Okay, so does that mean BR doesn’t care about version differences between the two clusters? However, I’m a bit confused because the screenshot above mentions compatibility issues in several versions of v6.x. If there are similar compatibility issues within the same major version, does that mean there are also compatibility issues between major versions? I haven’t seen any official explanation on this, so I’m a bit puzzled.

| username: 啦啦啦啦啦 | Original post link

Upgrading across such a large version may cause compatibility issues. How about considering using Dumpling for full data synchronization? I see that the data is 10TB, which is not too much. We are also planning to use this method with binlog synchronization to upgrade from version 3 to 6. When we were on version 3, there was no BR or TiCDC, so we could only use Dumpling.

| username: GreenGuan | Original post link

It is recommended to focus on testing whether there are adaptation issues, SQL statement compatibility, and performance regression after the business-driven change to the new version.

Based on the business scenarios you provided, here are a few solutions for your reference:

  1. Logical Import Method
    Source Database 4.x: Logical backup (dumpling) SQL file
    Target End 6.5: Logical import (lighting) SQL, reportedly 6.5 has about a 10-fold performance improvement

  2. Physical Import Method
    Source Database 4.x: Export using br tool
    Target End Same Version 4.x: Import using br tool
    Target End Same Version 4.x: Offline upgrade (–offline) to 5x, then offline upgrade to 6x

  3. Non-Stop Maintenance Method
    Use logical import and export method (avoiding br tool compatibility issues), then use ticdc for synchronization (I remember 4.0.11 has improvements for ticdc), and then gradually switch the business over.

| username: EricSong | Original post link

Thank you, but the solution of upgrading after physical import is not suitable for my situation. The target machine is an RHEL8 system, and the 4.x cluster does not support RHEL8. Therefore, I cannot migrate and then upgrade. I have to upgrade directly from v4.x to v6.x.
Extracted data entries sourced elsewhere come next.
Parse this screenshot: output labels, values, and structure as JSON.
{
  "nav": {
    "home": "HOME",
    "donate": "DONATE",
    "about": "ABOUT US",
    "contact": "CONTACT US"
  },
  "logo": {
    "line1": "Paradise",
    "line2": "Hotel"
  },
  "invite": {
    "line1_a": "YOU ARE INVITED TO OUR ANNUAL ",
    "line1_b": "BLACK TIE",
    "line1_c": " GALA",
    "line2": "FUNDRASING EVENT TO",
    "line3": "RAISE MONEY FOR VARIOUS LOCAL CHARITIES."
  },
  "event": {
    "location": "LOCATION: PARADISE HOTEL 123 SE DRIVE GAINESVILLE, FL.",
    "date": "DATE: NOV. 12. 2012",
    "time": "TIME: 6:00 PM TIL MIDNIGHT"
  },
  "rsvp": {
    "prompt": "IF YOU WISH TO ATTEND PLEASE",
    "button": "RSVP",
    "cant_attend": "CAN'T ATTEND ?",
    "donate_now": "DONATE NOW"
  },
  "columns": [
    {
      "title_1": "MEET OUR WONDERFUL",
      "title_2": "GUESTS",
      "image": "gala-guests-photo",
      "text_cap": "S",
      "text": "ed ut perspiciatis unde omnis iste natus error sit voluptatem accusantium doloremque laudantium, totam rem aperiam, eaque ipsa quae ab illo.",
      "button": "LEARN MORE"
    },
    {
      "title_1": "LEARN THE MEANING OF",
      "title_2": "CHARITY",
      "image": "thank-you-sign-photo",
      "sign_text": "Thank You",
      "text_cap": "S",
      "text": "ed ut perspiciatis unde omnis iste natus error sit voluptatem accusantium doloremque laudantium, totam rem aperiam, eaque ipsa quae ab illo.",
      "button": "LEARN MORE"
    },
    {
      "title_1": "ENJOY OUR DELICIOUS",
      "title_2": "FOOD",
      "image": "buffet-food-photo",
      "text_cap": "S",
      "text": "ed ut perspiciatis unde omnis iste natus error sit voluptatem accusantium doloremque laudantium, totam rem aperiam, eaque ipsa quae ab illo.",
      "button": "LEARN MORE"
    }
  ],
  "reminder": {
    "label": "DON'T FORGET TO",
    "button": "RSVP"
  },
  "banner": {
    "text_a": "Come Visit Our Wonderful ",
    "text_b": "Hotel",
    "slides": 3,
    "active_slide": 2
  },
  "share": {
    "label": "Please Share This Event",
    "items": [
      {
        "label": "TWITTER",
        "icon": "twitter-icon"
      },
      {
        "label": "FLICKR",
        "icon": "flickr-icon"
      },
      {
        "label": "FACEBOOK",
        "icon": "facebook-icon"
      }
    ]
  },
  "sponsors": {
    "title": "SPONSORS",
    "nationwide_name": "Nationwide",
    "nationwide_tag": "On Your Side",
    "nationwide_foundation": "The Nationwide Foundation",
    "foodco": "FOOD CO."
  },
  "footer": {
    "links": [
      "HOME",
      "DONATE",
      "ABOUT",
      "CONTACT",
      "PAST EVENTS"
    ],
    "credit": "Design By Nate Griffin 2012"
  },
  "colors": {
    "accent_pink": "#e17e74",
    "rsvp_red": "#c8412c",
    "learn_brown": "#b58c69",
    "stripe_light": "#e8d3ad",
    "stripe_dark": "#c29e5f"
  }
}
| username: dba-kit | Original post link

Solution 2 is amazing, I wonder why I didn’t think of it during my migration :joy:
I used Solution 3 during my migration, which was quite troublesome. The files backed up by Dumpling were based on statistical information and were actually not evenly distributed. When importing with TiDB-Lightning, there were a few tables that were clearly very small but had many small files, resulting in very slow import speeds and requiring manual handling. (When using the Dumpling tool to export, I also had to retry several times due to parameter issues.)

| username: dba-kit | Original post link

Has this been verified? Theoretically, it shouldn’t be.

| username: EricSong | Original post link

I haven’t done any testing on my end, but this is what the documentation says, so I used that as the basis.

| username: dba-kit | Original post link

I suggest trying to see if you can install it successfully first, because you are just using TiDB 4 as a transition. As long as you can import successfully, you can upgrade to TiDB 6 later.

PS: I used the logical export/import method for the migration, and there are still many details to pay attention to in the process, making it difficult to estimate the project duration.

| username: EricSong | Original post link

Thank you, I will also refer to this solution. I will first try to set up a 4.0 cluster on RHEL8 to see if it is feasible.

| username: system | Original post link

This topic was automatically closed 60 days after the last reply. New replies are no longer allowed.